Music in Relation to Growth in the Church

Last week, I had a conversation with a good friend who goes to another church, one that is dying, and, as is typical with many dying churches, has only a traditional service. Some have left that church for the one just two buildings down, a church that worships together in a modern way. I told him this story that Jason Kemerly, the worship minister at Christ’s Church at Georgetown in Ft. Wayne, shared with me.
I can tell you that I have been at 3 churches now where we’ve done the Traditional and Contemporary service thing, and I have yet to see the Traditional service ever grow. I have never seen a baptism or a family join during one of these Traditional services. I’m not saying it’s impossible or doesn’t happen, I’m just saying that I haven’t experienced it yet.
As far as a Contemporary (or I prefer to call them “Modern”) services, we had 43 baptisms last year. I have seen great growth in all churches that I’ve been a part of. In the first church I was at, we went from 70 people to over 225 in the modern service. At my 2nd church, we went from 230 to over 400 in the Modern service. Here at Our current church, we’ve gone from 170ish to about 260ish. So I think it is kind of easy to see where the growth is coming.
Modern music is not a magical potion for growth, but it is a sign that a church is trying to be relevant to the culture they are in. A church that is not willing to be relevant to the culture is focused on what they like rather than what is good for the kingdom. And a church full of people focused on their own selfish likes and needs will never prosper.

But here is the persistent dilemma. What is modern today will be out of date in 15 years. If we are going to make a go at being a healthy church in the long run, a church that can pass the baton while still running, we have to be willing to regularly change. We have to create a culture of change.

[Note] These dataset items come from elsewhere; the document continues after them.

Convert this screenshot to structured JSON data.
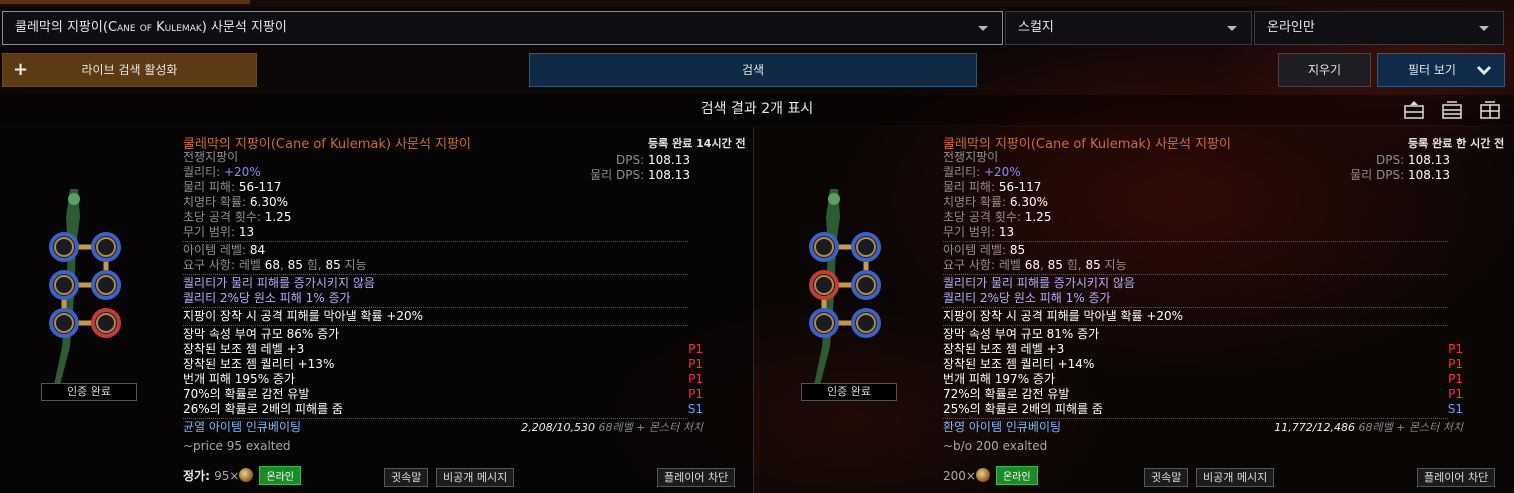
{
  "search": {
    "item_prefix": "쿨레막의 지팡이(",
    "item_en": "Cane of Kulemak",
    "item_suffix": ") 사문석 지팡이",
    "league": "스컬지",
    "status": "온라인만"
  },
  "buttons": {
    "live": "라이브 검색 활성화",
    "search": "검색",
    "clear": "지우기",
    "filters": "필터 보기"
  },
  "results_title": "검색 결과 2개 표시",
  "labels": {
    "type": "전쟁지팡이",
    "quality": "퀄리티:",
    "phys_damage": "물리 피해:",
    "crit": "치명타 확률:",
    "aps": "초당 공격 횟수:",
    "range": "무기 범위:",
    "ilvl": "아이템 레벨:",
    "req": "요구 사항:",
    "req_level": "레벨",
    "req_str": "힘,",
    "req_int": "지능",
    "dps": "DPS:",
    "pdps": "물리 DPS:",
    "verified": "인증 완료",
    "whisper": "귓속말",
    "pm": "비공개 메시지",
    "block": "플레이어 차단",
    "online": "온라인",
    "incub_suffix": "68레벨 + 몬스터 처치"
  },
  "results": [
    {
      "name": "쿨레막의 지팡이(Cane of Kulemak) 사문석 지팡이",
      "posted": "등록 완료 14시간 전",
      "quality": "+20%",
      "phys": "56-117",
      "crit": "6.30%",
      "aps": "1.25",
      "range": "13",
      "dps": "108.13",
      "pdps": "108.13",
      "ilvl": "84",
      "req_level": "68",
      "req_str": "85",
      "req_int": "85",
      "implicits": [
        "퀄리티가 물리 피해를 증가시키지 않음",
        "퀄리티 2%당 원소 피해 1% 증가"
      ],
      "enchant": "지팡이 장착 시 공격 피해를 막아낼 확률 +20%",
      "mods": [
        {
          "text": "장막 속성 부여 규모 86% 증가",
          "tag": ""
        },
        {
          "text": "장착된 보조 젬 레벨 +3",
          "tag": "P1"
        },
        {
          "text": "장착된 보조 젬 퀄리티 +13%",
          "tag": "P1"
        },
        {
          "text": "번개 피해 195% 증가",
          "tag": "P1"
        },
        {
          "text": "70%의 확률로 감전 유발",
          "tag": "P1"
        },
        {
          "text": "26%의 확률로 2배의 피해를 줌",
          "tag": "S1"
        }
      ],
      "incubator": "균열 아이템 인큐베이팅",
      "incub_progress": "2,208/10,530",
      "note": "~price 95 exalted",
      "price_label": "정가:",
      "price": "95×"
    },
    {
      "name": "쿨레막의 지팡이(Cane of Kulemak) 사문석 지팡이",
      "posted": "등록 완료 한 시간 전",
      "quality": "+20%",
      "phys": "56-117",
      "crit": "6.30%",
      "aps": "1.25",
      "range": "13",
      "dps": "108.13",
      "pdps": "108.13",
      "ilvl": "85",
      "req_level": "68",
      "req_str": "85",
      "req_int": "85",
      "implicits": [
        "퀄리티가 물리 피해를 증가시키지 않음",
        "퀄리티 2%당 원소 피해 1% 증가"
      ],
      "enchant": "지팡이 장착 시 공격 피해를 막아낼 확률 +20%",
      "mods": [
        {
          "text": "장막 속성 부여 규모 81% 증가",
          "tag": ""
        },
        {
          "text": "장착된 보조 젬 레벨 +3",
          "tag": "P1"
        },
        {
          "text": "장착된 보조 젬 퀄리티 +14%",
          "tag": "P1"
        },
        {
          "text": "번개 피해 197% 증가",
          "tag": "P1"
        },
        {
          "text": "72%의 확률로 감전 유발",
          "tag": "P1"
        },
        {
          "text": "25%의 확률로 2배의 피해를 줌",
          "tag": "S1"
        }
      ],
      "incubator": "환영 아이템 인큐베이팅",
      "incub_progress": "11,772/12,486",
      "note": "~b/o 200 exalted",
      "price_label": "",
      "price": "200×"
    }
  ],
  "colors": {
    "unique_name": "#d06a2c",
    "magic_mod": "#8888ff",
    "prefix_tag": "#ff3030",
    "suffix_tag": "#6aa0ff",
    "online": "#1c8a2a",
    "live_button": "#5c3a12",
    "search_button": "#0f2a44"
  }
}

So I told my friend, that if he wants his church to grow, then he might want to consider modernizing that traditional service. It isn’t that changing from traditional to a modern music style will automatically make churches grow. It’s the change that must happen in people’s hearts in order for them to allow a change of music style. Church must no longer be a ritual. It must not be about us, but about God who is great and about living out His kingdom! The doors must be flung wide open for the people in our community to come in while the church must be welcoming to them.

There is a lot that has to change in a churchgoer’s hearts so that they will allow a change in worship style from one they like to one they don’t like, but that change in heart is necessary for the church to fulfill its mission. If those hearts don’t change, no tweaking of music, no new ministry, nothing will improve that local body, and I fear more churches will die like many of the churches that have refused to change before them because they are focused on themselves rather than God’s design of them being a body built by Him to bring about His will.

Music is just one example, and I hope we don’t get hung up on that one issue. There are so many areas of our church life that God wants us to surrender to him so that he can build us into the body of believers he wants us to be. There are also many areas of our individual lives that we also must surrender to him. A healthy church is like a catch-22. Individuals will usually reach their true potential in God when the church is what God intends for it to be. And the church will only reach its true potential in God when the individuals that are part of it are who God intends them to be. We each have to allow him to change us individually if we want to the church to be what God intends it to be.

John Wesley, the man who the Methodists, Wesleyans, and Nazarenes have sprung out of, said, “Give me 100 men who love God and nothing else, who hate sin and nothing else, and I will change the world.” God is waiting for a people to say, I will do nothing else except what you want me to. I’m all in. Are we willing to be that group of people? Do we believe enough to go all in? Following God is like pregnancy, either you’re pregnant or you’re not. It’s like life; either you’re alive or you’re not. Are we ready to stop building sand castles and snow statues that will melt away and start allowing God to build us into the eternal place he wants us to be?